Me quedé callado, sintiendo en la boca el regusto amargo de las demás palabras que había pensado decirle.

Beck me había contado que los tres lobos nuevos se habían ofrecido voluntariamente para que los mordiera, que todos sabían en qué se estaban metiendo. Hasta aquel momento, nunca se me había ocurrido preguntarme qué clase de persona podía escoger conscientemente aquella vida, una existencia en la que se iría perdiendo a sí mismo más y más cada año hasta terminar desapareciendo por completo.

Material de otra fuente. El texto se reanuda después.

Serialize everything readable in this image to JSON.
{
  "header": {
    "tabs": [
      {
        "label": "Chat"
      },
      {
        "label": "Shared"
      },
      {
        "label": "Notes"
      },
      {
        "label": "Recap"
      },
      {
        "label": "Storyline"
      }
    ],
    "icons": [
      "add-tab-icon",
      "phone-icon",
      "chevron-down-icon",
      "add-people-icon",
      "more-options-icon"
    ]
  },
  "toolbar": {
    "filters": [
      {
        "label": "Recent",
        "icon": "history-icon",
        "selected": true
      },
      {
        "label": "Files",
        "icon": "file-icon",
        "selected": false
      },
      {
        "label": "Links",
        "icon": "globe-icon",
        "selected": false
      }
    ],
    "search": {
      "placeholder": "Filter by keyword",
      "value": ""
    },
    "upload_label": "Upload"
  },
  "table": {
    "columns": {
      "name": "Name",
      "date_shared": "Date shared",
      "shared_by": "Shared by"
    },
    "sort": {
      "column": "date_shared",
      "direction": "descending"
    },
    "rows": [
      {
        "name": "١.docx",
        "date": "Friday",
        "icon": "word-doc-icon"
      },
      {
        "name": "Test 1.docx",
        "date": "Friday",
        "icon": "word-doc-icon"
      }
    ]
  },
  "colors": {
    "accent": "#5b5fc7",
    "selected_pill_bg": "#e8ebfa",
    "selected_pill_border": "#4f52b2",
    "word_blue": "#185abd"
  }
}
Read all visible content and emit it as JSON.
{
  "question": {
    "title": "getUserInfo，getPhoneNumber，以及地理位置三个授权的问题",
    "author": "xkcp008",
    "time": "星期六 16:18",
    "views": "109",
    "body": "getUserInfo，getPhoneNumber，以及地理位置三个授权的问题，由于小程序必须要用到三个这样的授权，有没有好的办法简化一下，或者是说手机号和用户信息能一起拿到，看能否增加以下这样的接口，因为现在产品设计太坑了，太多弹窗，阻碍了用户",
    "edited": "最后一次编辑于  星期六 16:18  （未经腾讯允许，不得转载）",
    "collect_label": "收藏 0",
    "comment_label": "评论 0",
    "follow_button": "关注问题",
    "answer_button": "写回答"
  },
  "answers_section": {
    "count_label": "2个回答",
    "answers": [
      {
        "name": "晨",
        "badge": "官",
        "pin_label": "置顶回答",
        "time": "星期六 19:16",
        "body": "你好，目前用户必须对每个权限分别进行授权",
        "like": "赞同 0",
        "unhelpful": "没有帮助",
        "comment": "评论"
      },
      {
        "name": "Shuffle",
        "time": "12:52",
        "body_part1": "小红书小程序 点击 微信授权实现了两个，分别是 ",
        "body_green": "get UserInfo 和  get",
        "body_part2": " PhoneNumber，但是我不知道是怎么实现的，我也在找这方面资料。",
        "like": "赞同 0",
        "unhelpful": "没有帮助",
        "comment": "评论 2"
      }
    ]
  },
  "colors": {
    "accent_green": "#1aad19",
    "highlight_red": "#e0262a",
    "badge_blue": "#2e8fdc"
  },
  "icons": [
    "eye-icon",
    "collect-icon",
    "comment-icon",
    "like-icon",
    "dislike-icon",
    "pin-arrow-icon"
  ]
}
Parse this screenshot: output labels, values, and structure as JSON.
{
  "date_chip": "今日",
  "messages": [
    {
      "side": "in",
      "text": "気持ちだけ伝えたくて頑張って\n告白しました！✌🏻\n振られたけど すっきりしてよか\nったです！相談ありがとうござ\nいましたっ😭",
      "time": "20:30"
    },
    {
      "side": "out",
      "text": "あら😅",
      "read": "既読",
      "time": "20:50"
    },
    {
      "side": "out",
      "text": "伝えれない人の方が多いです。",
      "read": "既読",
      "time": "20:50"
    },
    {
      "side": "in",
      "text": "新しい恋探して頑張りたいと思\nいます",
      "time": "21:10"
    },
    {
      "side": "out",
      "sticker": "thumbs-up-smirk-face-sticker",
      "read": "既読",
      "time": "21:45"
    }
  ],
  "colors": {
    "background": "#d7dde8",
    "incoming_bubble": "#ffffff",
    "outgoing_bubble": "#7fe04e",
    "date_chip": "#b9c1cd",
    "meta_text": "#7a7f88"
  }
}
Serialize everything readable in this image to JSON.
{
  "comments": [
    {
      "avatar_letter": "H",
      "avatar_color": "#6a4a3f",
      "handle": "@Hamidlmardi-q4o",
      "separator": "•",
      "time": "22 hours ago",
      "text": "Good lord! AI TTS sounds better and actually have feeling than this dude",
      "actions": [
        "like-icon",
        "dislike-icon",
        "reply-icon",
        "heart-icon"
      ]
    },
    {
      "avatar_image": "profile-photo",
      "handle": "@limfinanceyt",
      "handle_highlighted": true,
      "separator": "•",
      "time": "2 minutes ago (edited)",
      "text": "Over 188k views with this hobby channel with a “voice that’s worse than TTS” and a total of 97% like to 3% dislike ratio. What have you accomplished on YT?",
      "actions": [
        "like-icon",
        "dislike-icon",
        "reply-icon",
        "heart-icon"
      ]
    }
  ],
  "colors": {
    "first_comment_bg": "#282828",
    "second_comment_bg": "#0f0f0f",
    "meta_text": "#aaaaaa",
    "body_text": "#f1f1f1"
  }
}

Pensé que en el fondo era una especie de suicidio, y aquella palabra me hizo mirar a aquel chico de una forma completamente distinta. Lo examiné: aunque se retorcía en el suelo, su expresión seguía siendo calma, incluso expectante. Tuve el tiempo justo de recorrer con la mirada las heridas de sus brazos antes de que su piel se transformara, con un último espasmo, en la de un lobo.

Fui corriendo a abrir la puerta trasera para que el animal, parduzco y oscuro en la penumbra de la cocina, pudiera escapar de aquel ambiente demasiado humano y esconderse en el bosque nevado. Sin embargo, aquel lobo no se abalanzó hacia la puerta como habrían hecho otros, como habría hecho yo cuando era un lobo. En vez de hacerlo, caminó lenta y deliberadamente con la cabeza gacha hasta situarse a mi lado y se detuvo para clavar sus ojos verdes en los míos. Me sostuvo la mirada un momento y luego salió finalmente de un salto. Antes de llegar al borde del jardín, paró y se giró una vez más para contemplarme con expresión calculadora.

Su imagen se me había quedado grabada en la mente, tanto que tardé mucho en librarme de ella: las mareas de pinchazos en el hueco de los codos, la arrogancia de su mirada, la sensación de que conocía aquella cara.

Volví a la cocina para limpiar la sangre y el barro del suelo, y al hacerlo encontré tirada la llave de repuesto. La coloqué de nuevo en su escondite, junto a la puerta trasera.

Mientras lo hacía me sentí observado, y me di la vuelta esperando ver al lobo nuevo en el límite del bosque. Pero no era él, sino un lobo grande y gris que me miraba fijamente; un lobo para el que sí tenía nombre.

—Beck.

El me observó, completamente estático salvo por los movimientos de su hocico. Estaba olfateando lo mismo que yo: el rastro del lobo nuevo.

—Beck, ¿qué nos has traído? —murmuré.